Entertainer and Social Activist Harry Belafonte to Speak at Wellesley in Honor of Martin Luther King Jr. Day

For immediate release:
Feb.20, 2008

Belafonte Interview Requests: Jeff Lesh, jlesh@wma.com, 212-903-1372
Campus Organizer: Judith Rollins, jrollins@wellesley.edu, 781-283-2569

Media Contact: Molly Tarantino, mtaranti@wellesley.edu, 781-283-2901

Harry Belafonte

WELLESLEY, Mass. — Harry Belafonte has been called “the consummate entertainer.” He’s met success as a concert singer, a recording artist, a movie, Broadway and television star and producer. While he has won a Tony, an Emmy, produced the first album, “Calypso,” ever to sell more than a million copies, and played to sold-out audiences for decades, he’s always been just as committed to social justice activism.

“My social and political interests are part of my career. I can’t separate them,” Belafonte said. “My songs reflect the human condition. The role of art isn’t just to show life as it is, but to show life as it should be.”

Belafonte will present the lecture “Social Justice: Within and Beyond Our Borders” at 7 pm Tuesday, March 11, in Tishman Commons in the Lulu Chow Wang Campus Center at Wellesley College. The event is free and open to the public. It is presented by the Martin Luther King Jr. Memorial Committee and the American Studies program.

“With his talents as a performer and his keen intellect, he’s used his gifts to entertain, to educate and to bring about greater economic and social justice,” said Judith Rollins, professor of Africana Studies at Wellesley. “Harry Belafonte’s life exemplifies what Dr. King stood for.”

A close friend of King and a member of the executive board of King’s organization, the Southern Christian Leadership Conference, Belafonte raised money with benefit concerts for civil right groups, voter registration projects and to support individual activists. He was key in involving the arts community in civil rights events, like the March on Washington, the protests in Birmingham and the Selma to Montgomery march.

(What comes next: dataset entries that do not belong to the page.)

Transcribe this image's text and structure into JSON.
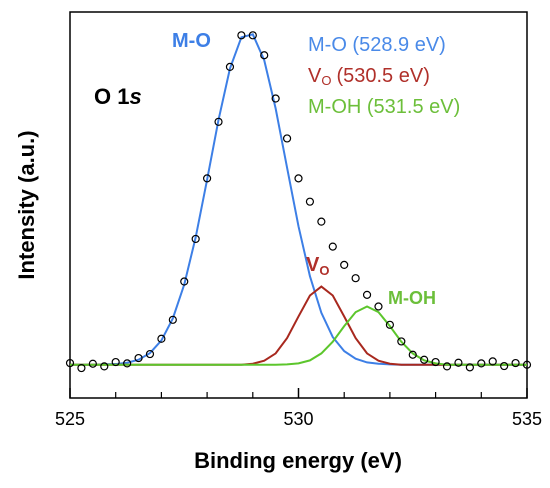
{
  "chart_data": {
    "type": "line",
    "xlabel": "Binding energy (eV)",
    "ylabel": "Intensity (a.u.)",
    "xlim": [
      525,
      535
    ],
    "xticks": [
      525,
      530,
      535
    ],
    "xminorticks": [
      526,
      527,
      528,
      529,
      531,
      532,
      533,
      534
    ],
    "ylim": [
      -0.1,
      1.06
    ],
    "x": [
      525,
      525.25,
      525.5,
      525.75,
      526,
      526.25,
      526.5,
      526.75,
      527,
      527.25,
      527.5,
      527.75,
      528,
      528.25,
      528.5,
      528.75,
      529,
      529.25,
      529.5,
      529.75,
      530,
      530.25,
      530.5,
      530.75,
      531,
      531.25,
      531.5,
      531.75,
      532,
      532.25,
      532.5,
      532.75,
      533,
      533.25,
      533.5,
      533.75,
      534,
      534.25,
      534.5,
      534.75,
      535
    ],
    "data_points": {
      "color": "#000000",
      "values": [
        0.005,
        -0.01,
        0.003,
        -0.005,
        0.008,
        0.004,
        0.02,
        0.032,
        0.078,
        0.135,
        0.25,
        0.378,
        0.56,
        0.73,
        0.895,
        0.99,
        0.99,
        0.93,
        0.8,
        0.68,
        0.56,
        0.49,
        0.43,
        0.355,
        0.3,
        0.26,
        0.21,
        0.175,
        0.12,
        0.07,
        0.03,
        0.015,
        0.008,
        -0.005,
        0.006,
        -0.008,
        0.004,
        0.01,
        -0.004,
        0.005,
        0
      ]
    },
    "series": [
      {
        "name": "M-O (528.9 eV)",
        "color": "#3d7fe6",
        "text_color": "#4a8ae8",
        "values": [
          0,
          0,
          0,
          0.001,
          0.002,
          0.006,
          0.015,
          0.035,
          0.073,
          0.139,
          0.241,
          0.383,
          0.556,
          0.736,
          0.89,
          0.984,
          0.993,
          0.915,
          0.77,
          0.592,
          0.416,
          0.266,
          0.156,
          0.083,
          0.041,
          0.018,
          0.007,
          0.003,
          0.001,
          0,
          0,
          0,
          0,
          0,
          0,
          0,
          0,
          0,
          0,
          0,
          0
        ]
      },
      {
        "name": "V",
        "name_subscript": "O",
        "name_suffix": "(530.5 eV)",
        "color": "#a8281e",
        "text_color": "#b0302a",
        "values": [
          0,
          0,
          0,
          0,
          0,
          0,
          0,
          0,
          0,
          0,
          0,
          0,
          0,
          0,
          0,
          0,
          0.003,
          0.012,
          0.034,
          0.08,
          0.145,
          0.208,
          0.235,
          0.208,
          0.145,
          0.08,
          0.034,
          0.012,
          0.003,
          0,
          0,
          0,
          0,
          0,
          0,
          0,
          0,
          0,
          0,
          0,
          0
        ]
      },
      {
        "name": "M-OH (531.5 eV)",
        "color": "#5cc62c",
        "text_color": "#6cbf3a",
        "values": [
          0,
          0,
          0,
          0,
          0,
          0,
          0,
          0,
          0,
          0,
          0,
          0,
          0,
          0,
          0,
          0,
          0,
          0,
          0,
          0.001,
          0.004,
          0.013,
          0.034,
          0.069,
          0.116,
          0.158,
          0.175,
          0.158,
          0.116,
          0.069,
          0.034,
          0.013,
          0.004,
          0,
          0,
          0,
          0,
          0,
          0,
          0,
          0
        ]
      }
    ],
    "annotations": [
      {
        "text": "M-O",
        "color": "#3d7fe6"
      },
      {
        "text": "V",
        "subscript": "O",
        "color": "#b0302a"
      },
      {
        "text": "M-OH",
        "color": "#6cbf3a"
      },
      {
        "text": "O 1",
        "italic": "s",
        "color": "#000000"
      }
    ]
  }
}
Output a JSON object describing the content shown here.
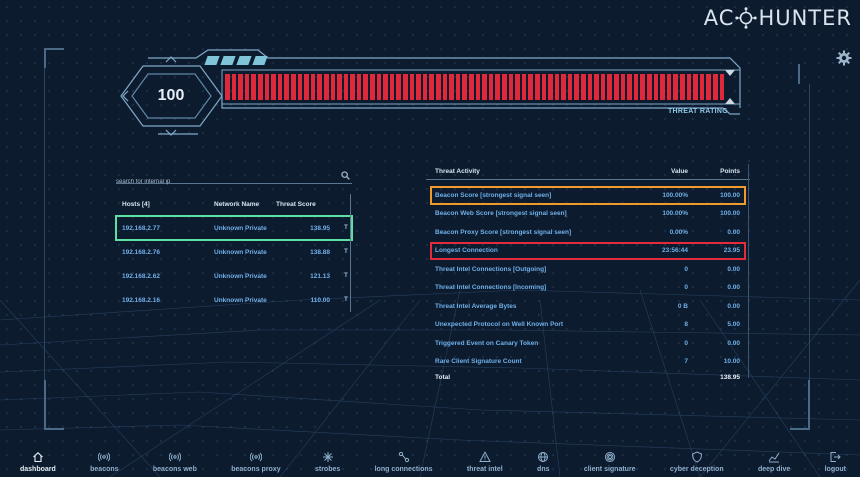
{
  "app": {
    "logo_left": "AC",
    "logo_right": "HUNTER",
    "settings_icon": "gear-icon"
  },
  "rating": {
    "score": "100",
    "label": "THREAT RATING",
    "fill_fraction": 1.0,
    "bar_color": "#e0283b"
  },
  "hosts": {
    "search_placeholder": "search for internal ip",
    "headers": {
      "host": "Hosts [4]",
      "network": "Network Name",
      "score": "Threat Score"
    },
    "rows": [
      {
        "ip": "192.168.2.77",
        "network": "Unknown Private",
        "score": "138.95"
      },
      {
        "ip": "192.168.2.76",
        "network": "Unknown Private",
        "score": "138.88"
      },
      {
        "ip": "192.168.2.62",
        "network": "Unknown Private",
        "score": "121.13"
      },
      {
        "ip": "192.168.2.16",
        "network": "Unknown Private",
        "score": "110.00"
      }
    ],
    "filter_glyph": "T"
  },
  "threat_activity": {
    "headers": {
      "name": "Threat Activity",
      "value": "Value",
      "points": "Points"
    },
    "rows": [
      {
        "name": "Beacon Score [strongest signal seen]",
        "value": "100.00%",
        "points": "100.00"
      },
      {
        "name": "Beacon Web Score [strongest signal seen]",
        "value": "100.00%",
        "points": "100.00"
      },
      {
        "name": "Beacon Proxy Score [strongest signal seen]",
        "value": "0.00%",
        "points": "0.00"
      },
      {
        "name": "Longest Connection",
        "value": "23:56:44",
        "points": "23.95"
      },
      {
        "name": "Threat Intel Connections [Outgoing]",
        "value": "0",
        "points": "0.00"
      },
      {
        "name": "Threat Intel Connections [Incoming]",
        "value": "0",
        "points": "0.00"
      },
      {
        "name": "Threat Intel Average Bytes",
        "value": "0 B",
        "points": "0.00"
      },
      {
        "name": "Unexpected Protocol on Well Known Port",
        "value": "8",
        "points": "5.00"
      },
      {
        "name": "Triggered Event on Canary Token",
        "value": "0",
        "points": "0.00"
      },
      {
        "name": "Rare Client Signature Count",
        "value": "7",
        "points": "10.00"
      }
    ],
    "total_label": "Total",
    "total_points": "138.95"
  },
  "nav": {
    "items": [
      {
        "label": "dashboard",
        "icon": "home-icon"
      },
      {
        "label": "beacons",
        "icon": "signal-icon"
      },
      {
        "label": "beacons web",
        "icon": "signal-icon"
      },
      {
        "label": "beacons proxy",
        "icon": "signal-icon"
      },
      {
        "label": "strobes",
        "icon": "burst-icon"
      },
      {
        "label": "long connections",
        "icon": "connection-icon"
      },
      {
        "label": "threat intel",
        "icon": "warning-icon"
      },
      {
        "label": "dns",
        "icon": "globe-icon"
      },
      {
        "label": "client signature",
        "icon": "fingerprint-icon"
      },
      {
        "label": "cyber deception",
        "icon": "shield-icon"
      },
      {
        "label": "deep dive",
        "icon": "chart-icon"
      },
      {
        "label": "logout",
        "icon": "logout-icon"
      }
    ],
    "active": "dashboard"
  },
  "colors": {
    "background": "#0d1b2e",
    "accent_text": "#6fb0e8",
    "selected_host": "#5ee0a4",
    "highlight_orange": "#f09a2c",
    "highlight_red": "#e32b3c"
  }
}
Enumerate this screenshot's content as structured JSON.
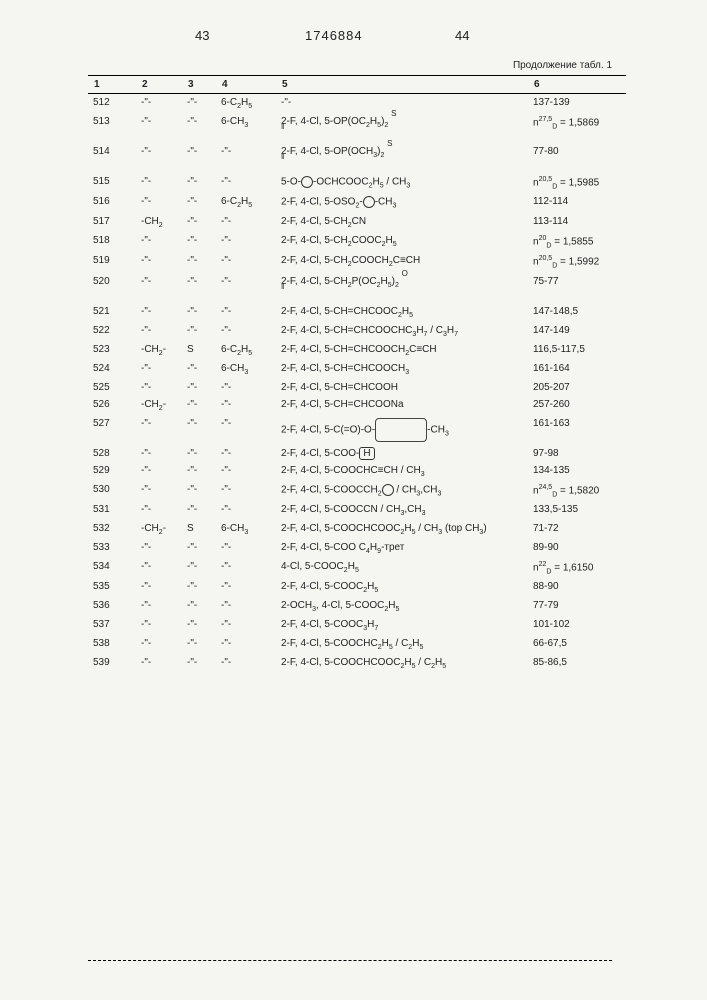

King once said of him, “Belafonte’s global popularity and his commitment to our cause is a key ingredient to the global struggle for freedom and a powerful tactical weapon in the civil rights movement here in America.”

In 1960, President Kennedy appointed Belafonte cultural advisor to the Peace Corps, a position that began his life-long bond to Africa. He established the still-active Belafonte Foundation, which supports African students studying in the United States. In the 1980s, Belafonte initiated the idea of recording “We Are the World,” which raised millions for Africa and received an Emmy in 1984.

In 1990, he served as host of the United Nations’ World Summit for Children, attended by 71 heads of state. This summit produced one of the most significant documents of the 20th century, “The World Declaration of the Survival, Protection and Development of Children.”

For his humanitarian contributions, Belafonte has been honored by the NAACP, the ACLU, the Boy Scouts of America and the American Jewish Congress, among many other organizations.  He’s also received the Albert Einstein Award of Yeshiva University, the Martin Luther King, Jr. Peace Prize and was the first recipient of the Nelson Mandela Courage Award.

Since 1875, Wellesley College has been a leader in providing an excellent liberal arts education for women who will make a difference in the world. Its 500-acre campus near Boston is home to 2,300 undergraduate students from all 50 states and 68 countries.